Scott Neeson, Founder of Cambodian Children's Fund (CCF), found that to help save children from poverty they need education to help their families. And it is complicated as their families still need them to work to pay debts.
Therefore, the organization provides free medical and maternal care. As a result, the absentee rate of school children has also dropped. In order to ensure a better future for the children, the organization also needs to support their relatives and communities.

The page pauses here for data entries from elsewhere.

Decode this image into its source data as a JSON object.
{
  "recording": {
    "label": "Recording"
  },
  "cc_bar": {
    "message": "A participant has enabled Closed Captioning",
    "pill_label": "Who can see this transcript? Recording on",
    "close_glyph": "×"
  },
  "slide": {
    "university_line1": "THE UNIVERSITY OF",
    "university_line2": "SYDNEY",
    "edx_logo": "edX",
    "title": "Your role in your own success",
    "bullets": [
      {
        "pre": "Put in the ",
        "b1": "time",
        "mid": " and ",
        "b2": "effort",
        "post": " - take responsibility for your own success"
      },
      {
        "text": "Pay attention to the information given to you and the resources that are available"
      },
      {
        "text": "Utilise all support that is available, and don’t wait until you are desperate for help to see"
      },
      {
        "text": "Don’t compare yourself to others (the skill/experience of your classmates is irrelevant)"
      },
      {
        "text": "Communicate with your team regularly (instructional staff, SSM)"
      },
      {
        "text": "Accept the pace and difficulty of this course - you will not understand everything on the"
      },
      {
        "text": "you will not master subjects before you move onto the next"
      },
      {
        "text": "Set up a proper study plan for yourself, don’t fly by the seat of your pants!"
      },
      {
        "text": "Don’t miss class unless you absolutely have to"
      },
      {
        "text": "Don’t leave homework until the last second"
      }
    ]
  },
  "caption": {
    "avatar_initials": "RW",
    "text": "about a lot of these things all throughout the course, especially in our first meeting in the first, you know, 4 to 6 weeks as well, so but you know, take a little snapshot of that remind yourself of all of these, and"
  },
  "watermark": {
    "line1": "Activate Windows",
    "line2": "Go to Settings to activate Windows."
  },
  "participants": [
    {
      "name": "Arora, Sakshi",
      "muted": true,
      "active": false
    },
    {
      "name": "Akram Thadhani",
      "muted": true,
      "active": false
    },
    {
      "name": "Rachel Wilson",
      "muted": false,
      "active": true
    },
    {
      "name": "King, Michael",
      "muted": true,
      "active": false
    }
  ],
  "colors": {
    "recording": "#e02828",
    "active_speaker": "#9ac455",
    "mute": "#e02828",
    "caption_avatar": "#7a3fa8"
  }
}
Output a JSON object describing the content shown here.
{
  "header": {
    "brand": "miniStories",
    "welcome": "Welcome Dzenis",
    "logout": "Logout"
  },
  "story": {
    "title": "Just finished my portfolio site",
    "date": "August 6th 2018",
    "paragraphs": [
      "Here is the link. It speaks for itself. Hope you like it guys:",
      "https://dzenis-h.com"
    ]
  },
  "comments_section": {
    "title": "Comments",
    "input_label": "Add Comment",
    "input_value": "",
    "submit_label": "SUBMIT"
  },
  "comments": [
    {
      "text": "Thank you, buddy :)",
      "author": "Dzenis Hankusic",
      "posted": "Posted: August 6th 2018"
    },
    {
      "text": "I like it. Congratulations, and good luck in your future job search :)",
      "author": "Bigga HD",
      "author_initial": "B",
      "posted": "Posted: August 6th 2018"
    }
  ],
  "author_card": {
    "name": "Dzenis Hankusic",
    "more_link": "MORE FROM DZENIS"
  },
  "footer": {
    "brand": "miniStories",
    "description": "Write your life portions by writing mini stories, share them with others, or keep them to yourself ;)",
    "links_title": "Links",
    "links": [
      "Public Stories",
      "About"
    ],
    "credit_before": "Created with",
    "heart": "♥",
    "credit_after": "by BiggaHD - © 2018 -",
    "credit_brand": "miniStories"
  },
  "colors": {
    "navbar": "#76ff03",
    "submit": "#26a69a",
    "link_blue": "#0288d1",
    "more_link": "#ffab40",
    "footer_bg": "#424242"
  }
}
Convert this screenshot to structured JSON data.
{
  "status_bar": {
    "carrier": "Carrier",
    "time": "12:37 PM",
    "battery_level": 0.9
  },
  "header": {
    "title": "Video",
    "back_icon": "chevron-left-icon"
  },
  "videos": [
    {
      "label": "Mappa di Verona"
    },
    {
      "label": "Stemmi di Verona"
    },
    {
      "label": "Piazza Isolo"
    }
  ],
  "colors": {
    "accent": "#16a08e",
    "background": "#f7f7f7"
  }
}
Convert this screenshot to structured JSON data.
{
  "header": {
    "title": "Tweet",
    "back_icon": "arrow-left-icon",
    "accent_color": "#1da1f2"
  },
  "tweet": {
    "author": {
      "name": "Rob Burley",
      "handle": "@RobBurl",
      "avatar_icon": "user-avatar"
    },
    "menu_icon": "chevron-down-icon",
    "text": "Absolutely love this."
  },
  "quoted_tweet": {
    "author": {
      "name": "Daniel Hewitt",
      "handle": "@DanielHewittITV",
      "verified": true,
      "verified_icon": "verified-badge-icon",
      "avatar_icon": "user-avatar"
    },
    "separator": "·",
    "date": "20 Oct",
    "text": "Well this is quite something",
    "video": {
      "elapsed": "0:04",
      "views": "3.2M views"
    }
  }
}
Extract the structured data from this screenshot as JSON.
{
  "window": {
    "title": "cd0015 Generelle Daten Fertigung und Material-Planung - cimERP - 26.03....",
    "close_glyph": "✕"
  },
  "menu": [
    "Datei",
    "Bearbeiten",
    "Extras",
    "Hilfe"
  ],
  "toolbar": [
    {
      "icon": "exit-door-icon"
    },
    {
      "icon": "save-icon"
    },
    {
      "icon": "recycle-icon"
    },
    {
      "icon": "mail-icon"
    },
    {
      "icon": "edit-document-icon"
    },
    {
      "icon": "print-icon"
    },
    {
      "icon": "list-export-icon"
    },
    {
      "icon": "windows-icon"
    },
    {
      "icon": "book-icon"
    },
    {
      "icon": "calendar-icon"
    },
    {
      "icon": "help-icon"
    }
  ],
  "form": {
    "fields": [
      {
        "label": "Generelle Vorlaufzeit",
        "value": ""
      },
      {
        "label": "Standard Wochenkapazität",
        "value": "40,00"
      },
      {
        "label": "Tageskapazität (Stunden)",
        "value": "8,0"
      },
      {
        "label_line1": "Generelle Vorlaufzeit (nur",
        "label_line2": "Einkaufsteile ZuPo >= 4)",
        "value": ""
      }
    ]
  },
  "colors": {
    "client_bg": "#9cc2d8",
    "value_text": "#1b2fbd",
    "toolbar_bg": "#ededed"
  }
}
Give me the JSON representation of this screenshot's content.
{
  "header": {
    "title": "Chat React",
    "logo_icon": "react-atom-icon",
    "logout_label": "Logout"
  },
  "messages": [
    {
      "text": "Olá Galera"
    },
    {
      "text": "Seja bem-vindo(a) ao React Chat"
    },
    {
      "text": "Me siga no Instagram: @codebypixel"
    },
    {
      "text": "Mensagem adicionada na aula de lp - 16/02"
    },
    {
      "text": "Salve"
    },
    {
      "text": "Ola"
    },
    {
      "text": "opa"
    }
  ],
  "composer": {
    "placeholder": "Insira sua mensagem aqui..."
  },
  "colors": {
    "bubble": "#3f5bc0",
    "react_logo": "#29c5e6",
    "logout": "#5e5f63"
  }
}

“The families that have been living in that area have benefited from it [national protection payment] enormously, and now with the ID poor they receive the payment every month. [...] The biggest issue for now that we are seeing is a very high rate of debt between 10 to 20 percent per month. We never quite saw that prevalent pre-Covid,” Neeson said.
He added that after years of progress, CCF discovered the root cause driving families from rural homelands to live and work on a dump site is debt. Families were struggling to pay debt for health care bills, with crippling interest rates of above 20 percent per month.
By allowing families to pay back over time helps them overcome substance and domestic abuse, and helps promote a future without debt, according to the CCF.
Nearly one million Cambodians' livelihood conditions are improving due to the social protection program, said a representative from the Ministry of Social Affairs. “The main issue is citizens still keep making immigration risky and the Ministry of Social Affairs is trying to strengthen cooperation to better improve this issue,” she said.